2020年10月25日A年 年間第30主日 「ミサのメッセージ」
アウグスチノ 川邨 裕明神父
祈りの最初と最後にする十字架のしるし。イエス様がかけられた十字架は縦の木と横の木の組み合わせでできています。
縦の木は神様への愛、横の木は人々への愛を示します。
その中心にイエス・キリストがいらっしゃるのです。十字架上でイエス様は、
「あなたの神である主を愛しなさい」と「隣人を自分のように愛しなさい」との愛の掟を自らの姿でお示しになったのです。
その前の晩、最後の晩餐の席上で、イエス様は「世にいる弟子たちを愛して、この上なく愛し抜かれ」、
その愛を示すために突然席を立ち、上着を脱いで手ぬぐいを取って腰に巻いて、たらいに水をくんで、12弟子たちの足を洗い始めました。
一人一人の足を洗うと、腰にまとった手ぬぐいで拭きました。ここでイエス様は、愛するとはどのようなことなのか、身をもって示されたのです。
今日読まれたマタイ福音書では、ファリサイ派の律法の専門家がイエス様を試みようと質問しています。
ファリサイ派は人々に、律法は神から与えられた神聖な法であり、そのすべてを言葉通りに守るように教えていました。

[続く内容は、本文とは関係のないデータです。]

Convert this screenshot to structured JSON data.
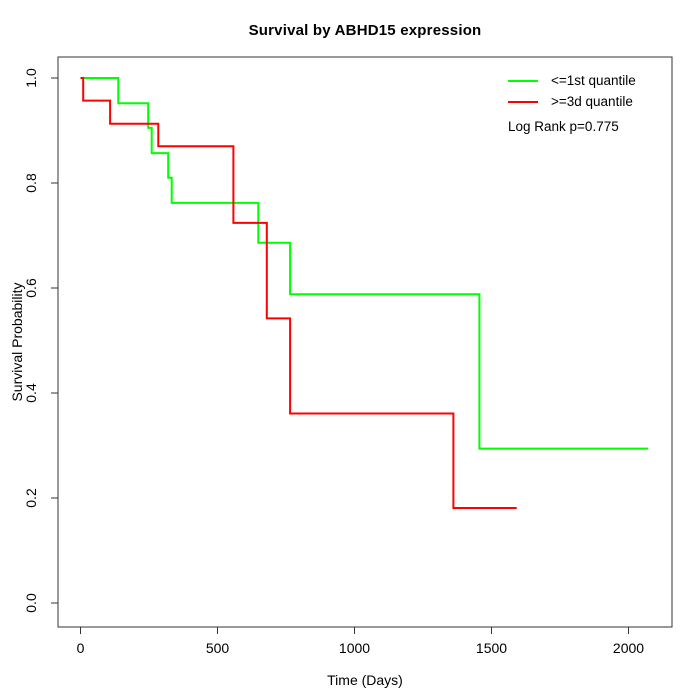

どれが優先されるかなど優先順位をつけることは、もってのほかでした。
もしイエス様が、律法に順位をつけたら、神が与えた神聖な法に大切なものとそうでないものがあると区別したと批判できるのです。
そして、神に対する冒涜の罪を問えるのでした。その罠を見抜いていたイエス様は、律法の中から一番重要なものを選ぶのではなく、
旧約聖書を要約するかたちで「神への愛」と「隣人への愛」を提示したのです。
イエス様は「神様を愛すること」と「隣人を愛すること」の掟を律法の精神を現しているとして宣言しました。
また、この掟が一つのものであると決定的に宣言されたのです。
第一の掟と第二の掟はコインの両面のようにどちらかだけということが不可能なものです。
隣人愛を無視して神様を愛することは不可能ですし、神様を愛すること無しに深い隣人への愛は生まれないからです。
イエス様は、第一の掟と第二の掟が一つであることを、十字架に付けられることを通して明らかにされたのです。
さらに、イエス様が弟子たちの足を洗ったように、愛には奉仕が伴うことも示されました。
十字架のイエス様は両手両足を釘で打ち抜かれていました。愛には、血を流すような痛みと苦しみが伴うことも示されたのです。
イエスに悪意の質問を発したファリサイ派の人々は、律法の細かい規則にこだわりすぎて律法の源泉である愛を忘れてしまっていました。
私たちもまた、「見えざる神への愛は見える人間を愛する道をたどること」を忘れてしまいがちではないでしょうか。
イエス様はご自身が示された神と人への愛に、私たちを招いておられます。